So why shouldn’t I laugh it up, at least?
“A lot’s happened this year that made me look at what I really want in life,” Buck chooses to say instead. “And… and one thing I can say for sure is that I want to become a father.”
Maddie touches his forearm lightly. “That’s great. It really is. And I’m not… I’m just surprised, that’s all.”
“I get that. I was surprised, too,” Buck replies.
“But… why would you keep this from us, from me? This is great news!”
Buck makes a face. “Because it’s weird?”
Because it’s futile?
“You wanting kids is not weird at all. Honestly, I’m still surprised you don’t have one already. You always loved kids, so much. And you’re great with them. I mean, just look at Jee doting on you. And you sure came around a lot, so I wondered that you didn’t…,” Maddie says, her voice trailing off.
Buck nudges her lightly. “Hey, I got the talk early on in my life. And I was taught very emphatically to always use protection, always.”
“Don’t remind me,” she grunts. “Because I was the one who had to give the talk to you.”
“I appreciated the diagrams and the flash cards. Has me very sure you’re gonna put out the greatest PowerPoint presentation ever for Jee, once it’s time to talk about the birds and the bees,” Buck laughs.
“So, there’s nothing weird at all about you wanting kids. I find it weird that you’ve been keeping this to yourself for so long, though. I mean, judging by the dates on some of the printouts, you’ve been doing research for a few weeks, at least,” Maddie says, gesturing at the apparent evidence of his own failures.
“Well, once it dawned on me that this is what I wanted, I guess I just wanted to get a better understanding of what’s involved in the process before announcing my intentions,” Buck explains. Which is true enough. He figured that research would make it less scary, less daunting. While Buck is considered to be somewhat the “daredevil” on the job, he can’t say the same is true when it comes to those private matters. That’s why he actually went through the hassle to print things out, to have physical proof, to make this just a bit more real.

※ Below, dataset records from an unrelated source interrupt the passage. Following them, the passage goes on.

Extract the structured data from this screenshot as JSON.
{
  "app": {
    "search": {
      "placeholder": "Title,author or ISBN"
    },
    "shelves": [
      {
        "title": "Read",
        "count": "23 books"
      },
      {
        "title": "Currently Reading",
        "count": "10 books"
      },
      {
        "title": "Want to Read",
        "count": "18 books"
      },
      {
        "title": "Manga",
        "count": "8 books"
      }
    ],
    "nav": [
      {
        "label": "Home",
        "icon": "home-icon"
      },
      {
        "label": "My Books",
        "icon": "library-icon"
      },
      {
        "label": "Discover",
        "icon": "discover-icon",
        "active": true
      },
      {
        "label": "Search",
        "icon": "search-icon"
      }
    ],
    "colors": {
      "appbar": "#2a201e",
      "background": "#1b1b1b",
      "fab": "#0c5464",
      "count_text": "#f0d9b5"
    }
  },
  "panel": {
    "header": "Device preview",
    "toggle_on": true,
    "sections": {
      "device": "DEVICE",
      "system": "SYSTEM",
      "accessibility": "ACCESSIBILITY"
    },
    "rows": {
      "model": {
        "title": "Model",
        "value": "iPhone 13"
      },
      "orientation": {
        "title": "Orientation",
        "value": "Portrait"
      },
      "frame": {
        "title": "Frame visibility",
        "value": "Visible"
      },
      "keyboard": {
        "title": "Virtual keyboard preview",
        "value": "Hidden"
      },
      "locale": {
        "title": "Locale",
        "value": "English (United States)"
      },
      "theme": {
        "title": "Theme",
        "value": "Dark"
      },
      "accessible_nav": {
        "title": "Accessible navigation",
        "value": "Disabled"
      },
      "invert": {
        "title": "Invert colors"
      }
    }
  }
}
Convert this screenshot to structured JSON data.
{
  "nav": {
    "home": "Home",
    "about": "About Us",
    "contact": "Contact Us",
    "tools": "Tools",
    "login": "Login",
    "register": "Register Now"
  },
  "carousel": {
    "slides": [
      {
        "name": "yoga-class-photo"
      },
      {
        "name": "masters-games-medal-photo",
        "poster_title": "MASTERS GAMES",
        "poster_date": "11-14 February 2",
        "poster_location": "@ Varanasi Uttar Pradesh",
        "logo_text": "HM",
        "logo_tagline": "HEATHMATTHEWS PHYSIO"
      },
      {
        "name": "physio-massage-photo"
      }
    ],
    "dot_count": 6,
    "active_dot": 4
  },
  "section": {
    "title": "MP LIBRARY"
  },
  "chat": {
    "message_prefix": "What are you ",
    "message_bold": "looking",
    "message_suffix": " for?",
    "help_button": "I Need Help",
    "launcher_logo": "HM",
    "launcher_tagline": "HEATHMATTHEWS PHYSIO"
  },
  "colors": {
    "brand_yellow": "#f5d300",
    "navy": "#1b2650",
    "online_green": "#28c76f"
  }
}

But in the end, none of it worked.
In the end, it’s all just fantasy and make-believe.
“But why not talk to me?” He can hear the pain there, which Buck probably should have anticipated.
“I wasn’t trying to keep this from you,” he tells her in all earnest. Sure, Buck didn’t want to talk about it, but he didn’t want to leave Maddie out of the picture in particular.
I just wanted to have something to show for it. And look at me now, winding up empty-handed yet again.
“But you did not want to tell me, even though you’re sure that this is what you want,” she argues. “I just want to understand why.”
“I… I don’t know. I felt like I needed more information before saying anything, to anyone. I just started out with the premise that I wanted to be a father, really. But how? That was a big question mark for me. It still is. So I figured that I’d want to know what to announce at least, like… I wanna foster, I wanna adopt…”
She shakes her head slowly. “That’s not why you wouldn’t say anything, though.”
And of course she is right, of course Maddie sees through it. She’s been trained at reading him since they were children. Maddie raised him, so she sees the things that Buck is always busy to hide. And while it still saddens him that his big sister had to shoulder that responsibility, Buck knows that she will keep watching out for him the same way he looks out for her.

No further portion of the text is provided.